20-year Navy man served in WWII, Cuba blockade
Waterloo-Cedar Falls Courier, Iowa
WATERLOO, Iowa — George Banky saw World War II, quite literally, from sea to shining sea.
"I was 17 on the beach at Normandy," the Boston native said. "I could kill for my country but couldn't buy a cold beer."
Banky, 86, in the Navy from 1943 to 1963, served on an amphibious landing craft at Omaha Beach on D-Day, June 6, 1944.
Eight months later, in February 1945, he was on the other side of the world, participating in the landings at Iwo Jima.
Such was the life of a landing-craft sailor.
In the Normandy invasion, it was at Omaha, among the various beaches, where the Allied landing was the most tenuous and the outcome most in doubt.
"Stuff was going badly. The waves, body parts, the whole mess," he said.
His ship, the LCF 18, provided antiaircraft support for the Allied troops against the German Luftwaffe, fighting off enemy planes bombing and strafing troops on the beach.
Some time after the D-Day beachhead, and after a 30-day leave stateside, Banky boarded a troop transport for the West Coast. By November 1944 he was at Pearl Harbor, Hawaii, training for operations in the Pacific. He would serve in the Marianas Islands, at the battle of Iwo Jima and in the liberation of the Philippines.
At Iwo Jima, his ship, the USS LSM 216, which carried armored vehicles into battle, became a makeshift hospital. The craft's corpsman tended to the wounded. Banky had to assist with a foot amputation and was told to pitch the body part over the side of the ship. It floated in the waves with others from similar operations.
Banky was on board ship at Manila Bay in the Philippines in mid-August 1945 when the Japanese surrender was announced, and he recalls all the Allied ships blowing their horns and sirens in celebration.
Later in his career, Banky served on the carrier USS Essex during several Cold War engagements. President Dwight D. Eisenhower sent the Essex and other elements of the U.S. Seventh Fleet to help face down a threatened Communist Chinese invasion of the islands of Quemoy, Matsu and Taiwan in the mid-1950s. Banky's ship also put U.S. troops ashore in Lebanon in 1958 to quell a civil war and international crisis there.
And Banky was on board the Essex when it was one of a group of U.S. ships blockading Soviet ships carrying nuclear weapons from reaching Cuba during the Cuban missile crisis in October 1962.
He recalled the Essex turning back a Soviet transport ship.
"We had orders to meet this Russian flotilla coming. We were to fire a shot across the bow to get them to stop, and if they didn't stop, to open fire.
"They stopped, and we stopped. "
U.S. Rep.
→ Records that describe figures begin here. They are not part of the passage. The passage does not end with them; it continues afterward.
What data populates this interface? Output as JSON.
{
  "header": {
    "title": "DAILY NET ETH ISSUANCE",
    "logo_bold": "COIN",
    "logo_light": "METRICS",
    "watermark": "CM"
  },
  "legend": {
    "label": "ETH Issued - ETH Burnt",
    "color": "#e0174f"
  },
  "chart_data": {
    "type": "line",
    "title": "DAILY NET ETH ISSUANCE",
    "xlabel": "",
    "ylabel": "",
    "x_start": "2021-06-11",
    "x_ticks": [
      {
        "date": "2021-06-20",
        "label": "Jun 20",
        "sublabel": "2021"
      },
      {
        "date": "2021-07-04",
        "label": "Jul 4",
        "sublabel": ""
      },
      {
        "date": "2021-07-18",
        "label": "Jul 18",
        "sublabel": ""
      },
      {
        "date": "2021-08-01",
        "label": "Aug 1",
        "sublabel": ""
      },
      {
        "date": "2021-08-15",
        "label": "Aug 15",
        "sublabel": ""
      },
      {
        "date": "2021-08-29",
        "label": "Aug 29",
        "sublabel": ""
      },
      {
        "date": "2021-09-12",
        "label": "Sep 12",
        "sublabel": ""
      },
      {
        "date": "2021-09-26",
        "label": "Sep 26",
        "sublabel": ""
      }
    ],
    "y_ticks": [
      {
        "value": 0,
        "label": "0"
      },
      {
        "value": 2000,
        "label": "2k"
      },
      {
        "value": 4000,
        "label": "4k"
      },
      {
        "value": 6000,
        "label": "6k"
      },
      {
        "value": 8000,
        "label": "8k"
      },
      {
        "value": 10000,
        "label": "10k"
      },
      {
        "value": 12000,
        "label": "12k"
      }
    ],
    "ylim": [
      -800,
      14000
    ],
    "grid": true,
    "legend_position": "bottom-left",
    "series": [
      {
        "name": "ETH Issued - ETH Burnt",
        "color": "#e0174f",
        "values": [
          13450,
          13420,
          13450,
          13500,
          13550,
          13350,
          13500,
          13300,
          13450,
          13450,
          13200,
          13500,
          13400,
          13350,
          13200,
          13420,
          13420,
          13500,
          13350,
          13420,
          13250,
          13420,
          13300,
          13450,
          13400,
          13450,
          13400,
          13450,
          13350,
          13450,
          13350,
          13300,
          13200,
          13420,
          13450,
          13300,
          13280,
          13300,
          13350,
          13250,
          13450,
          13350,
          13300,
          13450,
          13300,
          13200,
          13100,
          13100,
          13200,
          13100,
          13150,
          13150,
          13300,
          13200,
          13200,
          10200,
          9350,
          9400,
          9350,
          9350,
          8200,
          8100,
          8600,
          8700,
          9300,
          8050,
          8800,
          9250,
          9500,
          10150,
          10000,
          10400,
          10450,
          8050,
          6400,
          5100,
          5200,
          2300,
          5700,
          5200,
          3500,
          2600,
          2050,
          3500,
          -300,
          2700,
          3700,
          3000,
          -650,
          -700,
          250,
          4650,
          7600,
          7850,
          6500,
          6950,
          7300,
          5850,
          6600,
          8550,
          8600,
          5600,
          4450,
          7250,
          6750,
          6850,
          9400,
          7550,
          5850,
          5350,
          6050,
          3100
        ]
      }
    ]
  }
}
Bruce Braley recently helped Banky secure military decorations and service ribbons he should have received, but did not.
Banky taught air-crash survival training on the West Coast for the federal government for 20 years after retiring from the military, based out of the Naval Hospital in Lemoore, Calif. That's where Waterloo optometrist Ken Brost, who was stationed there while in the Navy, introduced Banky to his sister Renae. Banky moved to the Waterloo area, and he and Renae wed in 1996.
Banky also has other reminders of his service, having brought home both German and Japanese infantry rifles from World War II.